Two months ago I introduced the idea of using Contour or Dramatica to outline a novel or screenplay. These applications are marketed primarily for screenwriting, but they do mention novels in their promotional materials. I would only use Contour for screenwriting, but I would recommend Dramatica to anyone writing a long-form work.

Contour's questions assume a blockbuster script will progress through four stages. These stages represent the emotional growth of the main character.
  1. Orphan: The main character is literally or metaphorically abandoned and isolated from others.
  2. Wanderer: The main character wanders through events, looking for a place or role that will end the feeling of isolation.
  3. Warrior: The antagonist creates a situation that forces the main character to face any doubts and fears. The two characters engage in direct or indirect conflict.
  4. Martyr: The main character consciously chooses to make a personal sacrifice to accomplish the primary task of the story.
This is a "Hero's Journey" model, familiar to readers of Joseph Campbell. It's simple, familiar, and effective for a screenplay. It's not detailed enough, in my opinion, for a great novel or a complex film.
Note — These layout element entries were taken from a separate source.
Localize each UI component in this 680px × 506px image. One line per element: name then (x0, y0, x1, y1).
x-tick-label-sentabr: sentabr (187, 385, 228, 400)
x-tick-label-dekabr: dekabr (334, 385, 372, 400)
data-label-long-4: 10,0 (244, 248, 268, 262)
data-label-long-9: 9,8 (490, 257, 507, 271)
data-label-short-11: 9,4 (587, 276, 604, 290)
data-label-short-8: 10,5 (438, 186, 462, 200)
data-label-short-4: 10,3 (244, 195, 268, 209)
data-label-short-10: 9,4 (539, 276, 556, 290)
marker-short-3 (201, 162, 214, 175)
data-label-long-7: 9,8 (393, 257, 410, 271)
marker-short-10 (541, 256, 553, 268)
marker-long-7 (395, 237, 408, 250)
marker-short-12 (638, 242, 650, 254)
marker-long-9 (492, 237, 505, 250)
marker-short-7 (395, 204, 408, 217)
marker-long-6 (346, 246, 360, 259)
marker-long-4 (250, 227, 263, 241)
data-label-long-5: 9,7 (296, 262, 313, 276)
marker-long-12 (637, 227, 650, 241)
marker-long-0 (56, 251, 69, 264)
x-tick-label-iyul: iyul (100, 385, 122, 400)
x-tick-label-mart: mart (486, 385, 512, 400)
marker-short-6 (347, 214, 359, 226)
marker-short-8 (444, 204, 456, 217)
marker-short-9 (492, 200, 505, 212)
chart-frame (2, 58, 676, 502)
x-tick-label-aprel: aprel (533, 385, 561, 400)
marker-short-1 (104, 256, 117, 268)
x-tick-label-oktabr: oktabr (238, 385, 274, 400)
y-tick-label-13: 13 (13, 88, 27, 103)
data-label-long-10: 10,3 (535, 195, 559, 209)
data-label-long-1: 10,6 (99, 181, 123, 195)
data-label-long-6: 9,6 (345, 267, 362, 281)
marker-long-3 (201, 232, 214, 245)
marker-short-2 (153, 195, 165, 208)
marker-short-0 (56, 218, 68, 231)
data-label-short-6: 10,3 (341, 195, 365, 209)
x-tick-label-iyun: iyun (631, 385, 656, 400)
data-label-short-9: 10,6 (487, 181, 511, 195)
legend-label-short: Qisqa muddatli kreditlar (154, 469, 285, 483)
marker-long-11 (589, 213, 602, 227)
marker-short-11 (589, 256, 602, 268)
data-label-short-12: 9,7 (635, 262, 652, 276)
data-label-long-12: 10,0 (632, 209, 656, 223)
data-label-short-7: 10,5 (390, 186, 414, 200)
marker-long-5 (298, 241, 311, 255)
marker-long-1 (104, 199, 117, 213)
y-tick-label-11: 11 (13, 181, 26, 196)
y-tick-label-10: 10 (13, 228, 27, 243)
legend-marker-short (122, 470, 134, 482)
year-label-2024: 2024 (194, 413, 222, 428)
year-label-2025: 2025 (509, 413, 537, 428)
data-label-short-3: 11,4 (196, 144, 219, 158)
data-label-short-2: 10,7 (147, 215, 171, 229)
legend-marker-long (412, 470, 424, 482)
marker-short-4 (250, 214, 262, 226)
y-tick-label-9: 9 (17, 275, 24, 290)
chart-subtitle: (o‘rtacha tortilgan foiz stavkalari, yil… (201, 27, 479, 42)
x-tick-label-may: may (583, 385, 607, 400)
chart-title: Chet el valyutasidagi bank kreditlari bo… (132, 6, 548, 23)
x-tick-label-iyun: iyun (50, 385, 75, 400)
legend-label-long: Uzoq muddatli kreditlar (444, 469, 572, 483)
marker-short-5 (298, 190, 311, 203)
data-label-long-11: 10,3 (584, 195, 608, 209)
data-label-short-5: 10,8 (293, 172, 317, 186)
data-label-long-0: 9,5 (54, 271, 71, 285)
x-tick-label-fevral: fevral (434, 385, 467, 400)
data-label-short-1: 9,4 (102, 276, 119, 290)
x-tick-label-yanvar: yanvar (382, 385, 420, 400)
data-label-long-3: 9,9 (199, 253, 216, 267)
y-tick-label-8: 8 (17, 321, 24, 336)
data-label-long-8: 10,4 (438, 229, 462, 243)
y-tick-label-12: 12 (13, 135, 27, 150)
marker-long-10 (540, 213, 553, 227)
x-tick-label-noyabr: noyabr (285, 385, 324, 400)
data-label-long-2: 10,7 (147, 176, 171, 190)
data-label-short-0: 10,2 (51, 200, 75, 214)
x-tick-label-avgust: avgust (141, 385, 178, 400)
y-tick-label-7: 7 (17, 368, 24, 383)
Comparing Dramatica to Mariner Software's Contour 1.2 is almost unfair. Contour offers only a single, simplistic story model: the Hero's Journey. Contour is fine for that one story template, but it seems forced when you load the sample analyses of various movies and novels. Dramatica, however, handles almost any imaginable story structure.

If you want to learn Dramatica, load the sample stories, from the film classic Casablanca to the Toni Morrison novel Sula. Loading a story and then stepping through Dramatica helps make sense of the complex theories behind the program.

I had a half-finished manuscript sitting around that I decided to fix through Dramatica. It took a week to enter the characters, their personality traits, and various plot points. What Dramatica revealed to me was a problem with the characters: they were not distinct enough. There were minor differences, but not nearly enough contrast.

That is what Dramatica does best: point to the conflicts and contrasts necessary for a compelling story. If you have a logical character, you should have an emotional character to provide contrast. If you have a guide, you also need someone trying to mislead other characters. Sure, it seems simple and obvious, but it is easy to write what seems like a great story until you discover something is missing.

Answering the 250 questions asked by Dramatica took most of a week (writing during the evenings). These are not simple questions; simple is not what Dramatica does. Dramatica is more than most people will ever use, I fear. It requires dedication to work through Dramatica, more dedication than I believe any of my students have exhibited. It took me nearly four hours to outline two characters in Dramatica, working from notes I had compiled while writing the rough draft. The "Hero's Journey" of Contour became a plausible meandering in Dramatica, with a depth that helped me reconsider several plot points.

I am not even going to try to explain Dramatica's questions or screens. I encourage you to visit the Write Brothers website and learn about the software.